São Paulo - A famosa história bíblica da arca de Noé virou uma superprodução cinematográfica que estreia hoje em cerca de 900 salas pelo país. Nos Estados Unidos, onde estreou na semana passada, "Noé", do diretor Darren Aronofsky (que fez "Cisne Negro"), conquistou o primeiro lugar nas bilheterias.
O ator australiano Russell Crowe dá vida a Noé, o homem que recebe de Deus a missão de construir uma arca para salvar um casal de cada espécie animal de um grande dilúvio, que teria como objetivo castigar a raça humana, que, com ganância e egoísmo, transformou o mundo em uma grande guerra.
"Noé é o escolhido por ser um homem bom. Deus sabia que iria completar essa difícil tarefa", explica Crowe. Fica nas mãos dele, porém, decidir se a raça humana será ou não extinta no novo mundo. "Mas a escolha não é dele. Ele é um servo de Deus", continua o ator.

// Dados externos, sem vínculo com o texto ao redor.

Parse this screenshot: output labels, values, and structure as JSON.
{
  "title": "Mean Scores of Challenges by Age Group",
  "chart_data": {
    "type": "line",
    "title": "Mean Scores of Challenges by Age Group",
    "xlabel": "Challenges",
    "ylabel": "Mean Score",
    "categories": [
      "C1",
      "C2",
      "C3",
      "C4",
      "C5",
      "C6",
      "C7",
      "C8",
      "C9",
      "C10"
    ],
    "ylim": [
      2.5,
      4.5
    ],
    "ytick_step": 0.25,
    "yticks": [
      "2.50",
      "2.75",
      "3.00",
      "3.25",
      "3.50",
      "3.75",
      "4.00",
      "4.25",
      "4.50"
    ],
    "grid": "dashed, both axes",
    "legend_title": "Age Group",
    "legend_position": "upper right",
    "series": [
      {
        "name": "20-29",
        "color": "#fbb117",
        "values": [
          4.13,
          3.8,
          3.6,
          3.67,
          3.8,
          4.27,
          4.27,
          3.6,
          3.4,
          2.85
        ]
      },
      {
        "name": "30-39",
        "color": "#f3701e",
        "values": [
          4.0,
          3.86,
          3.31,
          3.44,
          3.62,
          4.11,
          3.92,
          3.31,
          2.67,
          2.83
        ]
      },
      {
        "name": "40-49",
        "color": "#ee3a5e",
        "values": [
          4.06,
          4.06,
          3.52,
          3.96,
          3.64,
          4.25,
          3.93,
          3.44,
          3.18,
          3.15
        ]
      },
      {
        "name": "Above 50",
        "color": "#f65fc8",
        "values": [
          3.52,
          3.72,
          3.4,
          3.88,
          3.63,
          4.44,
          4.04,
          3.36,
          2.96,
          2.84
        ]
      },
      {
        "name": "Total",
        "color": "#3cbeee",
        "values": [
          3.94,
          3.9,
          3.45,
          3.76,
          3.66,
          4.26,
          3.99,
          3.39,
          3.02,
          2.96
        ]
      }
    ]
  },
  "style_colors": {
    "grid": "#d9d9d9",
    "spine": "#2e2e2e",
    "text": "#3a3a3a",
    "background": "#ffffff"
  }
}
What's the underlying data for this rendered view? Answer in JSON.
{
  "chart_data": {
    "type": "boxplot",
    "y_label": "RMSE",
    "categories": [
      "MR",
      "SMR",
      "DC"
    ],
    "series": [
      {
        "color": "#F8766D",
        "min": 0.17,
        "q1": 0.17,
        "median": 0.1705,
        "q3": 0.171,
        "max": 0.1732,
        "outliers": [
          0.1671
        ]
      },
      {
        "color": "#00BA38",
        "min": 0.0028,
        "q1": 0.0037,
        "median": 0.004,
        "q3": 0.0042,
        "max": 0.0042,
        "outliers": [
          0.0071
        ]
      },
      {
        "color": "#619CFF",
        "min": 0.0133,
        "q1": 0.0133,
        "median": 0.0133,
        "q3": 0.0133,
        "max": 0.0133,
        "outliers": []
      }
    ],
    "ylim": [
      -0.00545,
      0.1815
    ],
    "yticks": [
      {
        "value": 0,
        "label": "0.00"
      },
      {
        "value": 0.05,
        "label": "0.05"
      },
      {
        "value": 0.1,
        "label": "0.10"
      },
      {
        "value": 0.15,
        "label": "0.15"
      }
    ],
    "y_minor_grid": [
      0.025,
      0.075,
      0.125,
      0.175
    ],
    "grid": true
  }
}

Além de trabalhar duro para construir a arca, Noé, sua mulher Naameh (Jennifer Connelly), seus filhos Shem (Douglas Booth) e Ham (Logan Lerman) e a adotada Illa (Emma Watson) terão de enfrentar uma multidão que, com o início da chuva, tenta invadir a arca para sobreviver. Deixar que as pessoas morram, mesmo com espaço sobrando na arca, é o mais difícil para os personagens. E nesse momento surgem as cenas mais fortes do filme.
Para Crowe, que acredita que a história seja verdadeira depois de estudá-la e encontrá-la em várias religiões, o longa gera reflexão. "Estimula a discussão sobre o papel do homem. Para quem tem fé ou não."

PAIXÃO POR BICHOS
O astro Russell Crowe aceitou protagonizar "Noé" não apenas por ser uma superprodução de grande visibilidade. O ator revelou que se identifica bastante com o tema. "Darren Aronofsky é um ativista vegetariano, e eu amo os animais, tenho uma profunda conexão com eles."
Ele continua: "Acredito que a forma como olhamos os bichos explica a nossa sociedade. Se mudarmos o jeito que os tratamos, mudaremos também o modo como nos relacionamos", afirma.
Por isso, a história de um homem que salva os animais, criaturas puras, de um dilúvio que castiga a raça humana, o interessou tanto. O ator ainda afirma que filmar a história da arca de Noé sempre foi o sonho do diretor americano. "Ele escreveu um poema sobre Noé aos 13 anos e sempre sonhou com esse filme, mas teve que fazer produções menores até conseguir um bom orçamento para esse", conta Crowe, sobre o longa de US$ 125 milhões.
Crowe, no entanto, lamenta não ter contracenado com os animais. Eles foram todos inseridos digitalmente nas cenas. "Os animais digitais foram decepcionantes. Apenas o pássaro era real", conta ele que, em um momento do filme, faz um passarinho dormir com algumas ervas - que tinham o objetivo de manter todos os animais da arca desacordados enquanto durasse o dilúvio.
Para ele, a pior parte das filmagens foi a chuva ininterrupta durante a maior parte das cenas. "De 70 dias de gravação, foram 36 de chuva. No final, as gotas já pareciam socos", brinca o ator.